Typical causal effects are defined based on the marginal distribution of potential outcomes. However, many real-world applications require causal estimands involving the joint distribution of potential outcomes to enable more nuanced treatment evaluation and selection. In this article, we propose a novel framework for identifying and estimating the joint distribution of potential outcomes using multiple experimental datasets. We introduce the assumption of transportability of state transition probabilities for potential outcomes across datasets and establish the identification of the joint distribution under this assumption, along with a regular full-column rank condition. The key identification assumptions are testable in an overidentified setting and are analogous to those in the context of instrumental variables, with the dataset indicator serving as "instrument". Moreover, we propose an easy-to-use least-squares-based estimator for the joint distribution of potential outcomes in each dataset, proving its consistency and asymptotic normality. We further extend the proposed framework to identify and estimate principal causal effects. We empirically demonstrate the proposed framework by conducting extensive simulations and applying it to evaluate the surrogate endpoint in a real-world application.

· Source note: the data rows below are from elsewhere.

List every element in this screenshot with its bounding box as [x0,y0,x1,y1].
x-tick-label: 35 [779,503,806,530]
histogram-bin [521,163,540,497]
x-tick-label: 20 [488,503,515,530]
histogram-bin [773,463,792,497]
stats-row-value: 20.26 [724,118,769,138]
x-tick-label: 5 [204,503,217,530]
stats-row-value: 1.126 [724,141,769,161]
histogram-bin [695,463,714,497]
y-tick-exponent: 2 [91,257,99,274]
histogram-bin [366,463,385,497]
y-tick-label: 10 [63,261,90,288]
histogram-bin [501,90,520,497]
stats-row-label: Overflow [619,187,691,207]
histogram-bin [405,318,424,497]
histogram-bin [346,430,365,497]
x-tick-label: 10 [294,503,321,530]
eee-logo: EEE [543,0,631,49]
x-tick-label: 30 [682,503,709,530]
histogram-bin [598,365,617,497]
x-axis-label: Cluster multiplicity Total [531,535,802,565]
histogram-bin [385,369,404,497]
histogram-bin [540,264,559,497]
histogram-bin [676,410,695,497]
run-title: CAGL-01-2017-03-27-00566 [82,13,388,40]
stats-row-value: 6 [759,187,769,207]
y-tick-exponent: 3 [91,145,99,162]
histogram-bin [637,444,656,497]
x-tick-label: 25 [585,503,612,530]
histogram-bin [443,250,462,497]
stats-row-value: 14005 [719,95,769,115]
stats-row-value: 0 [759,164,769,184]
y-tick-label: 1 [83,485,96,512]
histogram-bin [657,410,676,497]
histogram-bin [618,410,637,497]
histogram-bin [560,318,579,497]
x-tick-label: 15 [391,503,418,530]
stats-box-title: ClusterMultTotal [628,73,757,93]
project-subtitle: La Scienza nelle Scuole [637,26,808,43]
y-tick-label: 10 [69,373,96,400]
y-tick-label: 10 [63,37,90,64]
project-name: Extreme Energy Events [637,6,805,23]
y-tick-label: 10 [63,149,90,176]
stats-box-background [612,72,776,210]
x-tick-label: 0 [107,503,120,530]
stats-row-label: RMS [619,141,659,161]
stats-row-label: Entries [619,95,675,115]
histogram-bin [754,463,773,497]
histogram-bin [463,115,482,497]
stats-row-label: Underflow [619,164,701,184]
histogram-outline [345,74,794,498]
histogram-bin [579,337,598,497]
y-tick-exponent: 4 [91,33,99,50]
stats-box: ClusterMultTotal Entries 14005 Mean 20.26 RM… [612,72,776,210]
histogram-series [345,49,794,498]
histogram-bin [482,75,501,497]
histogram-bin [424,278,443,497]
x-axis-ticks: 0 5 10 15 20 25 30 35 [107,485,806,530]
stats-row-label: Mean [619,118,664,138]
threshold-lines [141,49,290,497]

翻译：典型因果效应通常基于潜在结果的边际分布定义。然而，许多实际应用需要涉及潜在结果联合分布的因果估计量，以实现更精细的处理评估与选择。本文提出一个新颖框架，利用多组实验数据识别并估计潜在结果的联合分布。我们引入跨数据集潜在结果状态转移概率的可迁移性假设，并在此假设及正则满秩条件下建立联合分布的可识别性。关键识别假设在过度识别设定下可检验，且与工具变量情境的假设类似，其中数据集标识符充当“工具”。此外，我们为每个数据集的潜在结果联合分布提出易于使用的基于最小二乘的估计量，证明其一致性与渐近正态性。进一步将所提框架扩展至主要因果效应的识别与估计。通过大规模模拟实验及真实应用中替代终点的评估，实证验证了所提框架的有效性。